Lights Out, Bethlehem
by Andrea Kennedy
Monday, April 30, 7PM
Victoria Marsh, Director
Mercy Skye enters the Bethlehem Correctional Facility hoping to put her past behind her.  However, she quickly learns that prison is no rehabilitation center.  In order to find redemption, she needs to deal with her demons.

Sixth Street Bakery
by Maria Torres
Monday, May 7, 7 PM
Jeffry Stanton, Director
Bakery owner Gloria can’t seem to get her younger sister to come in on time or do her job well, not to mention getting her to stop flirting with the customers. The sisters’ once-steady routine turns into a disarray of baked goods when Gloria all of a sudden can’t bake her muffins like she used to—so why not have a love affair with old friend Steve?  Sisterly quarrels get out of control.  Can they ever work together in harmony and keep their customers, too?  A comedy around about bread.

To the Orchard
by Les Hunter
Tuesday, May 8, 7 PM
David Gram, Director
Simcha Bergman, a former heavy-metal rocker, becomes a Modern-Orthodox Jew after the death of his father.  But now, some 20 years later, Simcha must come to terms with his daughter’s homosexuality.  Through characters as diverse as an Orthodox Rabbi, a black Gender Studies Professor, and the ghostly apparitions of Robert Plant and Virginia Woolf, the play explores themes of loss, guilt, and forgiveness in a magically enhanced corner of modern-day Brooklyn.    

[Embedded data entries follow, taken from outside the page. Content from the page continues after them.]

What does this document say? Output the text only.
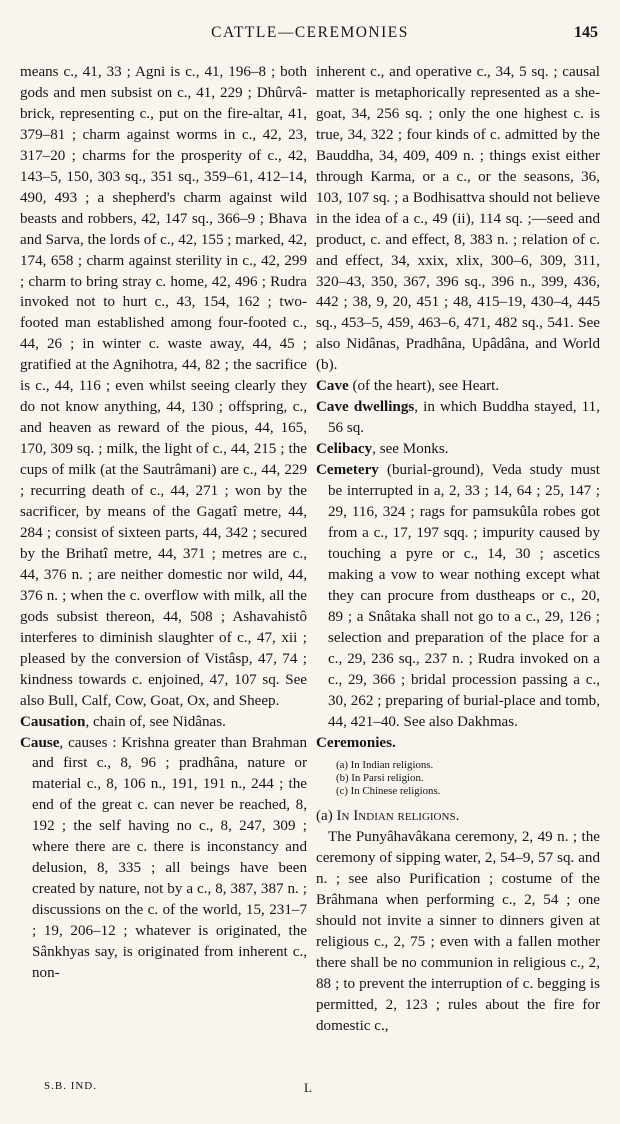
CATTLE—CEREMONIES	145

means c., 41, 33 ; Agni is c., 41, 196–8 ; both gods and men subsist on c., 41, 229 ; Dhûrvâ-brick, representing c., put on the fire-altar, 41, 379–81 ; charm against worms in c., 42, 23, 317–20 ; charms for the prosperity of c., 42, 143–5, 150, 303 sq., 351 sq., 359–61, 412–14, 490, 493 ; a shepherd's charm against wild beasts and robbers, 42, 147 sq., 366–9 ; Bhava and Sarva, the lords of c., 42, 155 ; marked, 42, 174, 658 ; charm against sterility in c., 42, 299 ; charm to bring stray c. home, 42, 496 ; Rudra invoked not to hurt c., 43, 154, 162 ; two-footed man established among four-footed c., 44, 26 ; in winter c. waste away, 44, 45 ; gratified at the Agnihotra, 44, 82 ; the sacrifice is c., 44, 116 ; even whilst seeing clearly they do not know anything, 44, 130 ; offspring, c., and heaven as reward of the pious, 44, 165, 170, 309 sq. ; milk, the light of c., 44, 215 ; the cups of milk (at the Sautrâmani) are c., 44, 229 ; recurring death of c., 44, 271 ; won by the sacrificer, by means of the Gagatî metre, 44, 284 ; consist of sixteen parts, 44, 342 ; secured by the Brihatî metre, 44, 371 ; metres are c., 44, 376 n. ; are neither domestic nor wild, 44, 376 n. ; when the c. overflow with milk, all the gods subsist thereon, 44, 508 ; Ashavahistô interferes to diminish slaughter of c., 47, xii ; pleased by the conversion of Vistâsp, 47, 74 ; kindness towards c. enjoined, 47, 107 sq. See also Bull, Calf, Cow, Goat, Ox, and Sheep.

Causation, chain of, see Nidânas.

Cause, causes : Krishna greater than Brahman and first c., 8, 96 ; pradhâna, nature or material c., 8, 106 n., 191, 191 n., 244 ; the end of the great c. can never be reached, 8, 192 ; the self having no c., 8, 247, 309 ; where there are c. there is inconstancy and delusion, 8, 335 ; all beings have been created by nature, not by a c., 8, 387, 387 n. ; discussions on the c. of the world, 15, 231–7 ; 19, 206–12 ; whatever is originated, the Sânkhyas say, is originated from inherent c., non-

inherent c., and operative c., 34, 5 sq. ; causal matter is metaphorically represented as a she-goat, 34, 256 sq. ; only the one highest c. is true, 34, 322 ; four kinds of c. admitted by the Bauddha, 34, 409, 409 n. ; things exist either through Karma, or a c., or the seasons, 36, 103, 107 sq. ; a Bodhisattva should not believe in the idea of a c., 49 (ii), 114 sq. ;—seed and product, c. and effect, 8, 383 n. ; relation of c. and effect, 34, xxix, xlix, 300–6, 309, 311, 320–43, 350, 367, 396 sq., 396 n., 399, 436, 442 ; 38, 9, 20, 451 ; 48, 415–19, 430–4, 445 sq., 453–5, 459, 463–6, 471, 482 sq., 541. See also Nidânas, Pradhâna, Upâdâna, and World (b).

Cave (of the heart), see Heart.

Cave dwellings, in which Buddha stayed, 11, 56 sq.

Celibacy, see Monks.

Cemetery (burial-ground), Veda study must be interrupted in a, 2, 33 ; 14, 64 ; 25, 147 ; 29, 116, 324 ; rags for pamsukûla robes got from a c., 17, 197 sqq. ; impurity caused by touching a pyre or c., 14, 30 ; ascetics making a vow to wear nothing except what they can procure from dustheaps or c., 20, 89 ; a Snâtaka shall not go to a c., 29, 126 ; selection and preparation of the place for a c., 29, 236 sq., 237 n. ; Rudra invoked on a c., 29, 366 ; bridal procession passing a c., 30, 262 ; preparing of burial-place and tomb, 44, 421–40. See also Dakhmas.

Ceremonies.

(a) In Indian religions.
(b) In Parsi religion.
(c) In Chinese religions.

(a) In Indian religions.

The Punyâhavâkana ceremony, 2, 49 n. ; the ceremony of sipping water, 2, 54–9, 57 sq. and n. ; see also Purification ; costume of the Brâhmana when performing c., 2, 54 ; one should not invite a sinner to dinners given at religious c., 2, 75 ; even with a fallen mother there shall be no communion in religious c., 2, 88 ; to prevent the interruption of c. begging is permitted, 2, 123 ; rules about the fire for domestic c.,

S.B. IND.	L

Nostalgic Pumpkin Memory of Regret
by Jonathon Myers
Staged: Fall 2007
In the coffee shop area of a corporate American bookstore, a group of colliding misfit characters is lost within a sea of materialistic culture where reality is what one sees on TV, and what lies beyond the appearance is simply a lack of identity.  With Halloween just around the corner, as characters don costumes to hide (or is it to accentuate?) their true selves, the pathetic and hopeless coffee-shop poet Charlie struggles to win the heart of the scattered and flighty Emily.  The failed pianist Joe watches from behind the counter with a cynical lens of bitter acceptance at the loss of love in post-modern courtship.  However, somewhere within the confines of the ordinary personalities of an ordinary place, a restoration of the self is afoot.  When Charlie accidentally captures a ripple in time through the recital of his mediocre poetry, the world of consciousness is turned upside down and the reality beyond the appearance is turned inside out.  In a world where appearance is reality, is the experience of true love merely insanity?